How Do Turbo Mufflers Work?

"Turbo" mufflers may not be what you think they are; the name itself is somewhat deceptive, being more of a nickname derived from the design's original application than a descriptor of its construction. Call them what you want to -- turbo, glasspack or cherry bomb -- but no matter what they're called, you're talking about a design whose performance and signature sound have made it an enduring presence for longer than many hot-rodders have been alive.

The "Real" Turbo Muffler

  • Manufacturers can call their mufflers anything they want to -- Turbo, Cherry Bomb, Ultimate Titanium Reverse-Flow Carbuncle -- but the term "turbo muffler" actually hearkens back to the 1962 to 1969 Chevrolet Corsair. Chevy's "unsafe at any speed" sports car had a very unusual drivetrain layout: rear-engine, rear-drive and a horizontally opposed -- or "boxer" -- six-cylinder engine equipped with a turbocharger. This unusual package made for odd packaging, and Chevy had to engineer a very simple, straight-through muffler to fit into the confines of the Corsair's engine bay. This style of "turbo" -- shorthand for "turbocharged" Corvair -- muffler proved a very popular retrofit with musclecar enthusiasts, who loved it for its compact dimensions and excellent flow.

The Cherry Bomb

  • The turbo Corvair's muffler quickly gained the nickname "cherry bomb," referring to the incredible noise it produced when paired with massive muscle engines. The traditional "turbo" or "cherry bomb" muffler is a straight-through design. It consists of a perforated inner tube through which exhaust gases flow, a round or oval-shaped casing around the tube and a bunch of fiberglass packing in-between. This is where it gets yet another of its names: the "glasspack."

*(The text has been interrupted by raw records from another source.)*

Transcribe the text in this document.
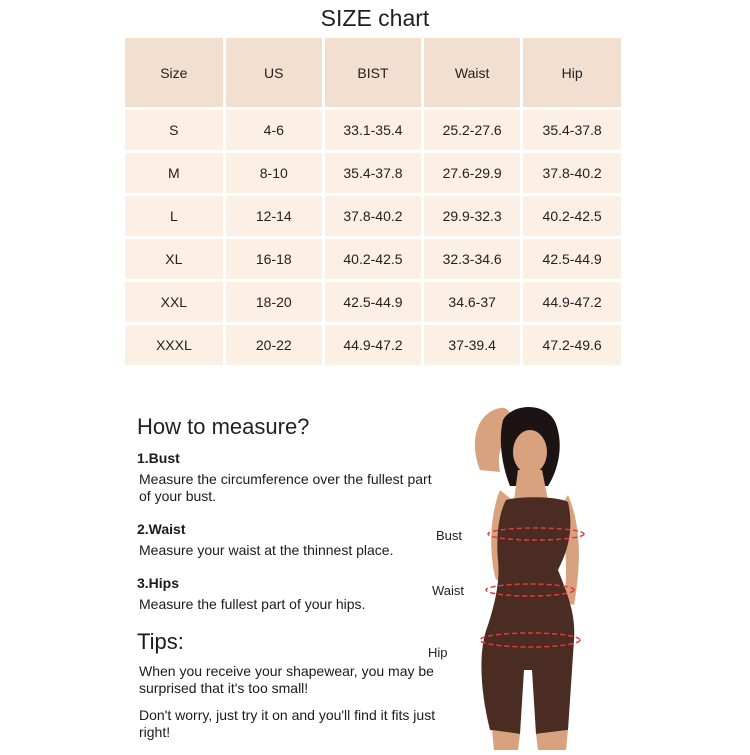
SIZE chart
Size	US	BIST	Waist	Hip
S	4-6	33.1-35.4	25.2-27.6	35.4-37.8
M	8-10	35.4-37.8	27.6-29.9	37.8-40.2
L	12-14	37.8-40.2	29.9-32.3	40.2-42.5
XL	16-18	40.2-42.5	32.3-34.6	42.5-44.9
XXL	18-20	42.5-44.9	34.6-37	44.9-47.2
XXXL	20-22	44.9-47.2	37-39.4	47.2-49.6
How to measure?
1.Bust
Measure the circumference over the fullest part of your bust.
2.Waist
Measure your waist at the thinnest place.
3.Hips
Measure the fullest part of your hips.
Tips:
When you receive your shapewear, you may be surprised that it's too small!
Don't worry, just try it on and you'll find it fits just right!
Bust
Waist
Hip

Straight-Through Muffler Acoustics

  • Exhaust comes out of your engine in pressure pulses. These pulses are essentially waves of energy that move through the exhaust stream, manifesting as noise when they come out of the exhaust pipe. The standard glasspack does two things. First, the wider outer casing acts as an expansion chamber that forces the pressure waves to slow down and expend some of their energy before exiting. This alone is enough to help quiet the muffler and reduce irritating high-frequency soundwaves, but the fiberglass packing in-between the central tube and casing ups the ante even more by flexing to turn some of the pressure-wave energy into movement. Oval-shaped straight-through mufflers, with their larger expansion chambers, can absorb even more energy, making them better at controlling sound than tubular mufflers.

Pros and Cons

  • The straight-through glasspack is like a shotgun: far from sophisticated, but fairly effective nonetheless. The glasspack flows nearly as well as a perfectly straight section of tube -- no surprise there -- but leaves a lot to be desired in terms of sound control. The straight-through design provides no physical barrier between the engine and exhaust tip, nothing for pressure waves to bounce back on. Bouncing the pressure waves back on themselves returns energy to the incoming waves, canceling them out and killing the sound energy altogether. Some glasspack designs use a somewhat hybridized approach, using one or more walls or "bulkheads" between the central tube and outer casing to create several separate chambers. This aids in sound reflection and allows for more precise control of frequency output.